◆医療・生命◆    生活習慣病を予防する血中の植物性ステロールをはかる

 植物性ステロールはごまや大豆等に含まれており、コレステロールと類似構造をもち、コレステロールの腸管からの吸収を抑制するため、脳梗塞などの生活習慣病の予防になるとされている。今回、血中の植物性ステロールであるカンペステロール、スチグマステロール、β-シトステロールを固相抽出法とガスクロマトグラフィー/質量分析法により高感度で分析することができた。また、ヒト血中の植物ステロールは0.4 3.8 μMであった。今後、本法は食事やサプリメントなどの投与による血中の動態解明に役立つと思われる。

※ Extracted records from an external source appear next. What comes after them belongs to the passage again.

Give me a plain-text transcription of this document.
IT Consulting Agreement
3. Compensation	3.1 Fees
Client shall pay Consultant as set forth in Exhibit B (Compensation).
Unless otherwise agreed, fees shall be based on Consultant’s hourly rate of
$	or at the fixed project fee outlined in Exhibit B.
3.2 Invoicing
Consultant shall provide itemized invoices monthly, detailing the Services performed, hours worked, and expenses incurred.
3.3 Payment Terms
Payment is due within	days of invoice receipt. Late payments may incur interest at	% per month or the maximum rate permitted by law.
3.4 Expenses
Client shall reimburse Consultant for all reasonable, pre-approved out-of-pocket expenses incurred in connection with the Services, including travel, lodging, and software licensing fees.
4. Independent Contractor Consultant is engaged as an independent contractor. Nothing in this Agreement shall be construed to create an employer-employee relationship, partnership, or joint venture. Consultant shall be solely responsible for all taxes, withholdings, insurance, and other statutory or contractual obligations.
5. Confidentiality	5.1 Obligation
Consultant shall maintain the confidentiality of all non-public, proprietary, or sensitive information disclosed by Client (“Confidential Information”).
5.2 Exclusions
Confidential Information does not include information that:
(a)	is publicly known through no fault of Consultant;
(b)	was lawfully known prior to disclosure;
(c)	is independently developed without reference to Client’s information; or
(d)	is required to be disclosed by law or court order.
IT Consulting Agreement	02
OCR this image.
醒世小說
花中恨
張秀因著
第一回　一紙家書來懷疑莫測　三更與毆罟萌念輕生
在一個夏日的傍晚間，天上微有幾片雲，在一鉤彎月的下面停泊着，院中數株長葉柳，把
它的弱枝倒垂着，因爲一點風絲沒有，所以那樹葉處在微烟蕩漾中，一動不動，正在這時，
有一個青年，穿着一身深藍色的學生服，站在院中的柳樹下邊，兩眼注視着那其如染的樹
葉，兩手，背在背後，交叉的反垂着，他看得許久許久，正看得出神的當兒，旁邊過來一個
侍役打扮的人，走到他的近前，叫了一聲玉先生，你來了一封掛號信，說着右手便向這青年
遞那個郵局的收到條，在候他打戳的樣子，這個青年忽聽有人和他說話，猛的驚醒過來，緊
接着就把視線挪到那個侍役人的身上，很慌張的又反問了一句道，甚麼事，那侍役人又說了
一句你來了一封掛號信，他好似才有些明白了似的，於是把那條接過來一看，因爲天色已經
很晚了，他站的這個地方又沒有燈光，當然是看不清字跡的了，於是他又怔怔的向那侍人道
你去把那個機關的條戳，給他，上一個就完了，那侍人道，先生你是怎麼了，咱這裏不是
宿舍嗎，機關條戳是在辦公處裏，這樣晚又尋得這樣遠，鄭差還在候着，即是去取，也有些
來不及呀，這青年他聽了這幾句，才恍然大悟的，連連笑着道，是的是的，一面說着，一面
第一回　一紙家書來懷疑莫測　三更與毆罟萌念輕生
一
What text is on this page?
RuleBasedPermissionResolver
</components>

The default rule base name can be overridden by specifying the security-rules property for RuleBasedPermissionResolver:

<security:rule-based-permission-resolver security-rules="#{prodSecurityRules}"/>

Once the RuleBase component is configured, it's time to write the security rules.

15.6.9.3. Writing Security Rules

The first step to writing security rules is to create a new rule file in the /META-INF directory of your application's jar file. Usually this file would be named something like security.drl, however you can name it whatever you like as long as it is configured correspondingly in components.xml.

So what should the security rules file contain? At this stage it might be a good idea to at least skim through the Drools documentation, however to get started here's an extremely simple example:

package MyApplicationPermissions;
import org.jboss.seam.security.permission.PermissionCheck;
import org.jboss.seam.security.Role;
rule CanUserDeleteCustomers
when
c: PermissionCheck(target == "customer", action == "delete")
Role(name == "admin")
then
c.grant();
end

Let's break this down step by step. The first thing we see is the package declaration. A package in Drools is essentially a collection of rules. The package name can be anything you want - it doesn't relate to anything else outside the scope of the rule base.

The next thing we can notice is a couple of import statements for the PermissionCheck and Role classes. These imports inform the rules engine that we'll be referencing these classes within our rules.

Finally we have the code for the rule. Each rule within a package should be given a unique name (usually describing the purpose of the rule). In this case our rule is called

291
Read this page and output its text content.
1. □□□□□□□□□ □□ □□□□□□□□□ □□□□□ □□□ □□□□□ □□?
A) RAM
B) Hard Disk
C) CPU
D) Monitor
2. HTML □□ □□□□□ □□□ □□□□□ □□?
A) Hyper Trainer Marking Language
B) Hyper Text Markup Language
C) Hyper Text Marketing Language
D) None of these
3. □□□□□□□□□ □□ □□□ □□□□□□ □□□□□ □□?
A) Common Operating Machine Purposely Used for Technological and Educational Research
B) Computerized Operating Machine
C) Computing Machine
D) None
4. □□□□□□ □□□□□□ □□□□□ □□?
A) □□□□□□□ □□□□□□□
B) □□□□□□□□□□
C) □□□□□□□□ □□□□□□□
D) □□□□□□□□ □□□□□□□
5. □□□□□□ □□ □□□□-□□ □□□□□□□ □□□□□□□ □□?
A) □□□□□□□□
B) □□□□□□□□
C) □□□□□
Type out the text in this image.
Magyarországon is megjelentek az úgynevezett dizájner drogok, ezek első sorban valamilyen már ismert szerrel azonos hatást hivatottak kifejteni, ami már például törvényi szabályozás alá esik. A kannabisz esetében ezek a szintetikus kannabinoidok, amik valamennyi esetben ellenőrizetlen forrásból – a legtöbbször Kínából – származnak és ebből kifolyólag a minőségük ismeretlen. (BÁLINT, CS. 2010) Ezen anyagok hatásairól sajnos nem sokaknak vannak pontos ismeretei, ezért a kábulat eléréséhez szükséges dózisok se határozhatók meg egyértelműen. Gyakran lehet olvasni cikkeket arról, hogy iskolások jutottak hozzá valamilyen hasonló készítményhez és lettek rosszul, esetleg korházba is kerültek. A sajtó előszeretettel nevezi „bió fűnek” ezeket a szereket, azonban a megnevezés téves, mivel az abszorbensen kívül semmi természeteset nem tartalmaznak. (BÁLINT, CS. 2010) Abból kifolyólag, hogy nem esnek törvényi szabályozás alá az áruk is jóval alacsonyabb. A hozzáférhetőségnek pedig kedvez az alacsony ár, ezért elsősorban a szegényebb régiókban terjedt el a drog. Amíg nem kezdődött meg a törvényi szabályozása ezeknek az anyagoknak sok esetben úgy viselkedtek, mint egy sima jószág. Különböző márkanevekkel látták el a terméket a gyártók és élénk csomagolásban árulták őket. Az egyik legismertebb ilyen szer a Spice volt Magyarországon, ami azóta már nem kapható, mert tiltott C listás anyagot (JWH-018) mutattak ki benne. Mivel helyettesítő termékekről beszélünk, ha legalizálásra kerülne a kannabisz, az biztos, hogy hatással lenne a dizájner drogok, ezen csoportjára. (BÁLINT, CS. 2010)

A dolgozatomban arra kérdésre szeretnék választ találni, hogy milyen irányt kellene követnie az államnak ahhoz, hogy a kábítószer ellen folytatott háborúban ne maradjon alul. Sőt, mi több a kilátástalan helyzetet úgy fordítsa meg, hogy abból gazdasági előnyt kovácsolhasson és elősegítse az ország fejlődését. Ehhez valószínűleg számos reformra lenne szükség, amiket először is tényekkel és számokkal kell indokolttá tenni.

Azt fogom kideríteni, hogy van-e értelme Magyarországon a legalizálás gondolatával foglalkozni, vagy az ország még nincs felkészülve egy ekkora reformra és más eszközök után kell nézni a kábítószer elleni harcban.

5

【F1015】        血清中植物性ステロールの高感度定量法の開発

(日薬大)○久保 光志, 荒井 健介, 吉村 吉博
[連絡者:吉村 吉博 , 電話:048-721-6286]

 植物性ステロールは、植物に含まれている脂質の総称で、特にごまや大豆などに多く含まれている。その植物性ステロールは、化学構造がコレステロールに類似しており、ヒトが摂取すると十二指腸においてコレステロールと競合的に働き、コレステロールの吸収を抑制する働きがあるため、コレステロールによる動脈硬化、心筋梗塞、脳梗塞などの生活習慣病の予防に期待され、その中でもβ-シトステロールなどが多くの食品やサプリメントなどに応用されている。
 食品中の植物性ステロールの量は多く存在するため比較的定量しやすいが、ヒト血清中に存在する微量の植物性ステロールを定量する方法は困難で、摂取後に体内でどのような作用や効果がもたらされるかははっきりと解明されていない。
 今回、ヒト血清中に含まれる植物性ステロール(カンペステロール、スチグマステロール、β-シトステロール)を高感度に測定する方法として、植物性ステロールを誘導体化した後、ガスクロマトグラフィー/質量分析法(GC/MS)を用いて検討した。また、多検体測定を行うことを考慮して、作業時間の短縮と操作の簡便性を目的として固相抽出を用いる前処理法も検討した。内標準物質として3,4-12C2コレステロールを用いて3種類の植物性ステロールを測定した。その結果、0.4〜30 ?Mで定量ができ、検出限界は、0.2 ?Mであった。さらに、ヒト血清(n=10)を用いた植物性ステロールの平均濃度は、カンペステロールが3.8 ?M、スチグマステロールが0.4 ?M及びβ-シトステロールが3.3 ?Mであった。従って、血清中の微量植物性ステロールを定量することにより、生体内での植物性ステロールと生活習慣病の関連性を解明できると期待される。